Améliorer la qualité de l’air francilienne, un enjeu de taille
La région a augmenté de 150% son budget concernant le domaine de l’air. Quelle part représente ce budget dans le budget total ?
- “La totalité du budget régional en 2016 s’élève à 5 milliards d’euros. L’essentiel de cette somme, à savoir presque un tiers, est dédié aux transports. Hors transport, 150 millions d’euros vont être investis pour prendre en charge sur 5 ans le plan en faveur de la qualité de l’air.”
La qualité de l’air est-elle donc vue comme une priorité ?
- “La qualité de l’air peut en effet être considérée comme une urgence, ou du moins une priorité première dans le domaine de l’environnement, notamment à cause de ses conséquences sanitaires et des contentieux qui pèsent sur la France à ce sujet.”
La France a en effet été menacée de condamnation à plusieurs reprises par la Cour Européenne en raison de son dépassement fréquent des limites européennes d’émission de particules fines néfastes.
A noter également que 12% de la population francilienne est exposée quotidiennement à des niveaux de pollutions trop élevés, qui causent des risques de maladies respiratoires ou cardio-vasculaires plus ou moins graves et de décès prématurés (selon l’OMS).
Quelles sont les principales causes de pollution de l’air régional ?
- “Les origines de cette pollution sont assez bien identifiées.

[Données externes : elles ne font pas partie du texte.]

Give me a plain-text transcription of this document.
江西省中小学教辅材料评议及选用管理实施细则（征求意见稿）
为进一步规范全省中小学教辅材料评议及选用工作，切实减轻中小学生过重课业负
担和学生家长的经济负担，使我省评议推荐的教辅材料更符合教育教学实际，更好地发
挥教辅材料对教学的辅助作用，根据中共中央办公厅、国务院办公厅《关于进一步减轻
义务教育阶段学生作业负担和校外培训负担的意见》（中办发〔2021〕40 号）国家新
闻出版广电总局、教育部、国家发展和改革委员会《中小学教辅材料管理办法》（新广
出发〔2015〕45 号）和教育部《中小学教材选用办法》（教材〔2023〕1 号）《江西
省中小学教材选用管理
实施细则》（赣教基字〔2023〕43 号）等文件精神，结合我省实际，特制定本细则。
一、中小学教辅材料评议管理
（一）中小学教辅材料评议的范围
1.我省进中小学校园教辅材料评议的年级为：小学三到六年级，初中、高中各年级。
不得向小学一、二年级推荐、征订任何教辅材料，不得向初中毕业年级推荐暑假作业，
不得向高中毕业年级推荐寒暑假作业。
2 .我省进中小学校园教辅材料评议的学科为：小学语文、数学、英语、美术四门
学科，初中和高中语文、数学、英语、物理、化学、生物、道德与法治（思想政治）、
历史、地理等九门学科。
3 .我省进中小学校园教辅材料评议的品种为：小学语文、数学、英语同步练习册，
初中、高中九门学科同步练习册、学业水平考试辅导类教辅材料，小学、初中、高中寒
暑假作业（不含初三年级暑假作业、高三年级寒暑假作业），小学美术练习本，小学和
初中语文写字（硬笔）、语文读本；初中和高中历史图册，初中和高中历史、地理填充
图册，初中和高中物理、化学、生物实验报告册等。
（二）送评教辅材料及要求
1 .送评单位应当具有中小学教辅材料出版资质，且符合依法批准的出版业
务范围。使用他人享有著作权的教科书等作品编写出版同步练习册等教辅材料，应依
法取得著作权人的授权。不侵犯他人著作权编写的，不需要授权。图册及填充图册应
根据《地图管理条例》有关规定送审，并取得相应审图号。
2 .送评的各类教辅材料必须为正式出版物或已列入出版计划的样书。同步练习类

Les 1ers polluants qui posent problème sont les particules (PM10 et PM2,5), le dioxyde d’azote, et l’ozone, qui proviennent, pour caricaturer, de deux principales sources polluantes : les transports et le résidentiel.”
Plus précisément, le transport motorisé à l’origine du trafic routier est l’une des sources majeure de pollution : il émet plus de 50% du dioxyde d’azote produit à l’échelle régionale, mais rejette aussi du benzème et, allié à certaines conditions météorologiques (soleil, chaleur…), il créée de l’ozone.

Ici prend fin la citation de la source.